Глава X. Пламя животного начала
«Сомнамбулизм, говорит метафизик нашего времени, сэр Гамильтон – один из самых трудных, запутанных вопросов науки. С одной стороны, чудеса сомнамбулизма столь удивительны, что им нельзя верить; с другой – они так очевидны и такое множество свидетелей подтверждает их действительное существование, что невозможно совершенно отказать в вере фактам, приводимыми столькими добросовестными авторитетами в этом деле.» («Sir W. Hamilton's Lectures on Metaphysics and logic» vol. II, p. 274.)
Это состояние недоумения между верой и отрицанием, – невозможностью поверить и невозможностью не верить – и есть то состояние ума, в котором должен находиться всякий добросовестный мыслитель при обсуждении тех явлений, которых он сам не видел, но которые представляются ему в исследованиях людей, стоящих выше всякого упрека во лжи или шарлатанстве. Мюллер, один из знаменитейших отрицателей месмеризма, по-видимому, не испытал на опыте действия его и даже не исследовал его по книгам, иначе он убедился бы, что самые странные из этих чудес скорее подтверждают главные начала его учения, чем противоречат им. Он бы увидел, что их можно объяснить взаимной симпатией чувств, законами отражения, посредством мозговых отправлений (Физиология чувств, стр. 1311) и; тем, что «умственное начало или причина умственных феноменов не заключается в одном мозгу, но в пассивном состоянии распространена по всему организму» (там же, стр. 1355).

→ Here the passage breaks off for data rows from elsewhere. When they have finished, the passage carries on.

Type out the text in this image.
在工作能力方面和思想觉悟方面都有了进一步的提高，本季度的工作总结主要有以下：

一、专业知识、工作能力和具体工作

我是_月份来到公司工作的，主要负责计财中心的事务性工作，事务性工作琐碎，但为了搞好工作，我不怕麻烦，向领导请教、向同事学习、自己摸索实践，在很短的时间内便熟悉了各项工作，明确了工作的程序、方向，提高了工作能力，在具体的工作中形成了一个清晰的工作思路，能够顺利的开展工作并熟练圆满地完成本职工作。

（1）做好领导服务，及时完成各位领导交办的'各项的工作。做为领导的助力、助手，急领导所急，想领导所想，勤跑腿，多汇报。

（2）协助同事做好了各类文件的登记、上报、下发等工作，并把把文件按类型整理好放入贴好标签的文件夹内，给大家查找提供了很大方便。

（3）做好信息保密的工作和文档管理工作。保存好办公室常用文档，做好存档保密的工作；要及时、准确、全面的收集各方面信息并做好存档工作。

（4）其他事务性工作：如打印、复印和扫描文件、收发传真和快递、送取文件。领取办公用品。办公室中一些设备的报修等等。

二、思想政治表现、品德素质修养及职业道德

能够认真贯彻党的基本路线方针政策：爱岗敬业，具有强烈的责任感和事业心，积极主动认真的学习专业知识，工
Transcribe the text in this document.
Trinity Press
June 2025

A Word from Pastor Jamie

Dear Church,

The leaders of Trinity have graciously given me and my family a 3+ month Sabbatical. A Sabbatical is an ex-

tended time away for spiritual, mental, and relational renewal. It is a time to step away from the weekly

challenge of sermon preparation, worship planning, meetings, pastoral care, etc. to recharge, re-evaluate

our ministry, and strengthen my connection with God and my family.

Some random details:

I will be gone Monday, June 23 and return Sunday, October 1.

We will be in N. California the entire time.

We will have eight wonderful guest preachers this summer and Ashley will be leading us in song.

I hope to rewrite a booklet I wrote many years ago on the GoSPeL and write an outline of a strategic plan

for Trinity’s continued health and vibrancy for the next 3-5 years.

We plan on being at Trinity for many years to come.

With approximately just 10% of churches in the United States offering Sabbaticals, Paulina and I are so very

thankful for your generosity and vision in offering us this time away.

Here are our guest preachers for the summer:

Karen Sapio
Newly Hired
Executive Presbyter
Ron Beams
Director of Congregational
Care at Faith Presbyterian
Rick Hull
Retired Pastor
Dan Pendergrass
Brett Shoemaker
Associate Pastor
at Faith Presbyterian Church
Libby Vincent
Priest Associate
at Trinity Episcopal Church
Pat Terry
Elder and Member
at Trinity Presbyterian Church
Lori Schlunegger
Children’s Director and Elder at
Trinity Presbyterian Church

Сила нервов, защищаемая Бэном, также может служить истолкованием многого, что казалось невероятным тем физиологам, которые не заблагорассудили отделить подлинных феноменов месмеризма от обманов шарлатанства.
Куда ни взглянем, во все времена и у всех народов мы видим одинаковые верования, основанные на том, что есть иные натуры, имеющие власть над другими, с которыми они имеют какое-то непонятное сродство, и даже, в очень редких случаях, они имеют власть над бездушными телами. По теории Декарта «те частицы крови, которые входят в мозг, не только питают и поддерживают его, но еще производят в нем чистое, яркое пламя, именуемое животным началом [14]. Тот же Декарт, в конце своего сочинения о человеке, говорит, что это пламя такого же состава, как и пламя, заключающееся в бездушных предметах. Это мнение только подтверждается новейшими теориями: что электричество в большей или меньшей степени находится во всех, или почти во всех, известных предметах.
Теперь мы предложим вопрос, но только вопрос, а не свое мнение: не заключается ли в электрическом или каком другом сродственном ему, но еще менее известном нам токе, какой-нибудь силы, которая на одну натуру может действовать сильнее, чем на другую, и посредством которой можно себе объяснить таинственное влияние, только что упомянутое?